Work Starts to Stop Sewage Flows Into California From Mexico


Work has begun to stop a decades-old problem of millions of gallons of sewage from Tijuana, Mexico, flowing into the United States and polluting San Diego County beaches, the Trump administration's top environmental protection official said Wednesday.

For more than 40 years, wastewater from Tijuana's dilapidated system has spilled across the border and polluted the waters off Imperial Beach, a city of about 30,000 south of San Diego. The pollution has posed health risks to surfers, Border Patrol agents and even Navy SEALs who train near there, officials said.

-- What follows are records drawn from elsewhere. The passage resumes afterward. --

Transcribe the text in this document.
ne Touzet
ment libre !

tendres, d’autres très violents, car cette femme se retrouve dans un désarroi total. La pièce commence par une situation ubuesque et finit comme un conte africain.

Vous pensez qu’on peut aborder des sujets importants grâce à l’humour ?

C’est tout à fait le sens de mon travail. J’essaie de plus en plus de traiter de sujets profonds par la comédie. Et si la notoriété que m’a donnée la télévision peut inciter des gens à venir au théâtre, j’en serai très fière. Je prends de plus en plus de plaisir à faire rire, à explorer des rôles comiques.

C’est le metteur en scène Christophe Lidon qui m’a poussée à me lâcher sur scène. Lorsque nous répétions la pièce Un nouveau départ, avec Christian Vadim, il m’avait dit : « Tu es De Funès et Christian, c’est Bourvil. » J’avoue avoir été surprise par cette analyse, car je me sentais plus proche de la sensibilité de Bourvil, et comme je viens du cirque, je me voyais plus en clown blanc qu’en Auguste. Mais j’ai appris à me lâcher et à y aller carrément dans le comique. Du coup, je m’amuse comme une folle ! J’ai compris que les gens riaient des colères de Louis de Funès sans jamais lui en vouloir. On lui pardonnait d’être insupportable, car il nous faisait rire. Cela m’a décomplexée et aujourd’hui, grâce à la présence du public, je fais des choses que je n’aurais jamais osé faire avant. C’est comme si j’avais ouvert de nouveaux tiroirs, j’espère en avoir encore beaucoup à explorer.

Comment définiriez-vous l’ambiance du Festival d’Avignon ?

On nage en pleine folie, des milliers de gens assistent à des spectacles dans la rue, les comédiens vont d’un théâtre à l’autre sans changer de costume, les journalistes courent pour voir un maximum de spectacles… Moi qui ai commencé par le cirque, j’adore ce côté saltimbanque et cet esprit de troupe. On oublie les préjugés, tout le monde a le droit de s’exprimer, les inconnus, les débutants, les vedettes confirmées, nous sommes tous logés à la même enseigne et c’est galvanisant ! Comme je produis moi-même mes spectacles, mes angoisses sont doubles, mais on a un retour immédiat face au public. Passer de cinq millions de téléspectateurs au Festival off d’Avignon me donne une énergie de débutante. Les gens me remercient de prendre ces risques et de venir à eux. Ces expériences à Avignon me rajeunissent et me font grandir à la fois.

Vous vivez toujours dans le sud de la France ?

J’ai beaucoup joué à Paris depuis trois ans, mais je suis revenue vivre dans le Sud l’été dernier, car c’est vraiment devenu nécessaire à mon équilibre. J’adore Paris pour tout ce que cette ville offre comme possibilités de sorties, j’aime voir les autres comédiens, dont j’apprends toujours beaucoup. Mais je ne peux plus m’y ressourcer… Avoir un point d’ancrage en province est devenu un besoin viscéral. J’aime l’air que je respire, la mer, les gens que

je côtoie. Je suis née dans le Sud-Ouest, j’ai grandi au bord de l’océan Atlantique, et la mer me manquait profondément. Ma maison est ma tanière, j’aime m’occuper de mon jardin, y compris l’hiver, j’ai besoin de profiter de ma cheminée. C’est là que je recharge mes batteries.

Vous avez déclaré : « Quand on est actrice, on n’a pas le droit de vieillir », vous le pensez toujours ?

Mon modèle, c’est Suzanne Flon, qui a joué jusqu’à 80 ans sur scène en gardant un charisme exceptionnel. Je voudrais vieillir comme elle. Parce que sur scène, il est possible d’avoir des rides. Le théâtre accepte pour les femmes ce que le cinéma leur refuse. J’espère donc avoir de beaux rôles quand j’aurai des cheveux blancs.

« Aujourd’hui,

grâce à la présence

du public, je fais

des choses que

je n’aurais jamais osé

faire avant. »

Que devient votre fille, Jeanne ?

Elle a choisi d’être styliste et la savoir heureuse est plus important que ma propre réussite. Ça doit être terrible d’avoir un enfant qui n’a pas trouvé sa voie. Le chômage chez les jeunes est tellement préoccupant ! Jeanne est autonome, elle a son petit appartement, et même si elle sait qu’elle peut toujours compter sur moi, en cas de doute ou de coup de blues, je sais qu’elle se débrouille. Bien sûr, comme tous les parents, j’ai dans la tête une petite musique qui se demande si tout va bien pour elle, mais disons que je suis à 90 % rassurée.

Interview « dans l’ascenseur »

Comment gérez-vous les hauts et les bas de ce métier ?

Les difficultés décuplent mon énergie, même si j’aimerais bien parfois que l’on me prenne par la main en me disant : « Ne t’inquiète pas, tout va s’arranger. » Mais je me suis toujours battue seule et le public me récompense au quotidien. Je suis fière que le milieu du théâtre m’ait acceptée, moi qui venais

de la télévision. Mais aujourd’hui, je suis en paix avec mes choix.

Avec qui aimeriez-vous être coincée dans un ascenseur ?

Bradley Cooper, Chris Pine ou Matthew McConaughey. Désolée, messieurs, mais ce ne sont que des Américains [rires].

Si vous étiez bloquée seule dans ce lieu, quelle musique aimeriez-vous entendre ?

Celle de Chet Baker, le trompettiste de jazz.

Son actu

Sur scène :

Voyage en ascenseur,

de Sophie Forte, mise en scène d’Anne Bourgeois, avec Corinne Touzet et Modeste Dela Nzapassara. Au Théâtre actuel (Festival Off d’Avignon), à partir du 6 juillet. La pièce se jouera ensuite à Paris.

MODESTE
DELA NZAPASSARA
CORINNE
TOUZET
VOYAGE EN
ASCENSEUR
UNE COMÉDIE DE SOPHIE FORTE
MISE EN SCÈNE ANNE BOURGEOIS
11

Last week, a $10.6 million project was completed and will keep 4.5 million gallons of sewage per day from entering the Tijuana River, which flows into the Pacific Ocean in front of Imperial Beach, said Environmental Protection Agency Administrator Andrew Wheeler at a news conference in San Diego. His agency contributed $3.9 million to that project.

A second, $6 million project will pay for improvements to Tijuana's pumping and collection system to prevent further spills from entering the United States. Mexico is also doing work on the system, and pollution flows are already being reduced, Wheeler said.

The agency is also funding work in coming months that will replace a mile of old, leaking pipes that should further stop the sewage from overflowing, Wheeler said. In addition, two other short-term projects funded by $25 million in federal grants will help by diverting 10 million gallons a day of Tijuana wastewater to an international treatment facility, and by capturing trash and sediment with a new system on the border.

The projects are short-term solutions being put in place while the federal government designs a more permanent fix that it will fund with $300 million allocated for environmental border projects from Congress under President Donald Trump’s revised NAFTA agreement, now called the U.S.-Mexico-Canada Agreement.

Imperial Beach Mayor Serge Dedina, an avid surfer, told reporters Wednesday he already is seeing a difference: His city has been able to open its beaches, which had been closed since November, ahead of the the Labor Day weekend.

He said his city had faced a “sewage apocalypse" and noted that 160 days this year the beaches there had to be closed because of the pollution.

He said a permanent fix is vital and Mexico must continue to make improvements and ensure that there is “zero flow from Tijuana going anywhere near the ocean.”

The actions come after Imperial Beach and other local governments sued the agency in 2018 to demand the EPA do something about the problem. They agreed earlier this year to put the legal action on hold for a year after the EPA indicated it would help.